Pour la seconde question, la réponse est plus complexe. La sortie des Accords d’Alger a sans doute compliqué la situation au lieu de la résoudre. L’option du tout sécuritaire adossée à l’appel à l’intervention étrangère russe et turque n’a pas visiblement donné le résultat escompté par la junte malienne. L’Algérie a le droit d’exprimer sa préoccupation dans la mesure où la complication de la crise a des incidences directes sur sa propre sécurité nationale. L’Algérie partage avec le Mali une frontière de1300 kilomètres et abrite sur son territoires des populations touarègues qui se sentent solidaires avec leurs frères du nord Mali. Mais quelle que soit le caractère erroné de l’option choisie par le pouvoir malien, elle reste une option malienne souveraine que seul le peuple malien a le droit de remettre en question s’il y voit un danger pour l’intégrité et l’unité de son pays.

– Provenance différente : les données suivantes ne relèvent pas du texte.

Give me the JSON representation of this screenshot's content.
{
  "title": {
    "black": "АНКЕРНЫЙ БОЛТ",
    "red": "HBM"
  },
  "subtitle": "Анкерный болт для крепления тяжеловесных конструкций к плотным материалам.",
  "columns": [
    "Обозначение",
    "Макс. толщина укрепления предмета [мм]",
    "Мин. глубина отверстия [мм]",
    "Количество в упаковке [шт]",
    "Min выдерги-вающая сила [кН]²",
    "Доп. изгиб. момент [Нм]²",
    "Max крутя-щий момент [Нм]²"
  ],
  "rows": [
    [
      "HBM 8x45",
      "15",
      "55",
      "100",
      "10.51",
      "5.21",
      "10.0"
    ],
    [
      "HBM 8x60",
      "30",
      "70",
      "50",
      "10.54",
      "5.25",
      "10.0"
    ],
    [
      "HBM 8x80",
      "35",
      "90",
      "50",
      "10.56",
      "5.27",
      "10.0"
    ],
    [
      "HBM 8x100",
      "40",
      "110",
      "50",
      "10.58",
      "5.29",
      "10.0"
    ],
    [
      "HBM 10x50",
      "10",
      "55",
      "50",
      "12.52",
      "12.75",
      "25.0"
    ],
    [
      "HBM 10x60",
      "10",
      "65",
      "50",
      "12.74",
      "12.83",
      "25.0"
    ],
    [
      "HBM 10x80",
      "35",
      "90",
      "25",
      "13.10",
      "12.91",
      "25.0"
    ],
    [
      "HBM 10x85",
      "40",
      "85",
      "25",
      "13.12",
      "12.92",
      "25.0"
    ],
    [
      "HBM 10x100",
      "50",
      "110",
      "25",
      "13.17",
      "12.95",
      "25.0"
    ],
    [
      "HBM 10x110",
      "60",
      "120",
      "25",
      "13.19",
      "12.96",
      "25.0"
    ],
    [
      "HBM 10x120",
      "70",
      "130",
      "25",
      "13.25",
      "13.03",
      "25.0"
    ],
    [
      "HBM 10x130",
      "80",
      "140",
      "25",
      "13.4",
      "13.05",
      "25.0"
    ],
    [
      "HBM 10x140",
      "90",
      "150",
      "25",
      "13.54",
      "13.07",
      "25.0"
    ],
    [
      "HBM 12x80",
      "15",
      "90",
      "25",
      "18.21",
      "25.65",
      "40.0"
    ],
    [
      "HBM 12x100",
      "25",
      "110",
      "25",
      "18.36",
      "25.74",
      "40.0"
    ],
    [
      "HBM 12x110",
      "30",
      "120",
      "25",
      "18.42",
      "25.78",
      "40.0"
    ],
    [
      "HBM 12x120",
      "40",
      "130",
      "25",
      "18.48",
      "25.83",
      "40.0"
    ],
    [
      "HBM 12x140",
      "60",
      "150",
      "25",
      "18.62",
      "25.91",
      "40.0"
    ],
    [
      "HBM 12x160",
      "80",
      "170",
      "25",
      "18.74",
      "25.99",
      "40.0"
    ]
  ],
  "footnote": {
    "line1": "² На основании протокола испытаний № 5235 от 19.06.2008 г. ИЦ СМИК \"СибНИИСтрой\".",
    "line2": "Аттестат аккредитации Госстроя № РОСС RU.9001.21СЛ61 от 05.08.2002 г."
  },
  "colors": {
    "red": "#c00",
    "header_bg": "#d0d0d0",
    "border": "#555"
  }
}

L’échec des Accords d’Alger n’a pas commencé le jour où le junte malienne l’a rompu. La responsabilité de cet échec incombe à tous les Maliens, y compris les organisations affiliées au FLA qui n’ont pas toujours agi de bonne foi avec le pouvoir central, quels que soient par ailleurs les griefs qu’on pourrait avoir à son égard. L’Algérie ne doit pas donner l’impression qu’elle soutient une partie contre une autre et cette équidistance entre les protagonistes doit être claire à tous les niveaux : diplomatique, politique et communicationnel.

Mais le plus important est que les Algériens doivent comprendre que la nature a horreur du vide. Ils ne doivent pas dénoncer la présence des autres qui sont là pour leurs intérêts quand eux-mêmes brillent par leur absence. La présence algérienne dans la sous-région du Sahel-Sahara est tout simplement vitale pour la sécurité nationale. Cette présence doit être multiforme : diplomatique, politique, économique, sociale, culturelle et humanitaire. L’Algérie qui s’interdit de faire intervenir son armée en dehors de son territoire national a raison de craindre l’enlisement dans un conflit extérieur aussi complexe. Mais entre une intervention militaire directe aux conséquences dangereuses et la politique de la chaise vide, il y a un monde. L’Algérie aurait pu actionner son levier diplomatique pour encourager une intervention africaine sous la bannière de l’UA et dont les missions doivent être rigoureusement délimitées dans le respect de la souveraineté malienne.

Au-delà des questions relevant du Hard Power sécuritaire et militaire, il y a les autres niveaux d’intervention qui relèvent du Soft Power. Au regard des enjeux géostratégiques régionaux, il n’est pas normal que le Croissant rouge algérien ne soit pas la plus grosse ONG dans cette sous-région. Il n’est pas normal que l’Agence Algérienne de coopération internationale pour la solidarité et le développement, créée en 2020, reste jusqu’à nos jours aussi discrète dans une région aussi vitale pour la sécurité nationale malgré les moyens mis à sa disposition par l’Etat algérien. Mais pour relever les défis posés au Sahel comme pour faire face aux défis qui se posent à l’intérieur du pays en matière de développement, il est grand temps que l’Etat algérien se décide à lancer le grand chantier de la construction d’un écosystème administratif, politique et économique fondé sur l’intelligence et le travail en vue de mettre les compétences nationales, aujourd’hui marginalisées par une système bureaucratique et clanique étouffant, au servir d’une Algérie nouvelle qui soit à la hauteur de sa géographie et de son histoire.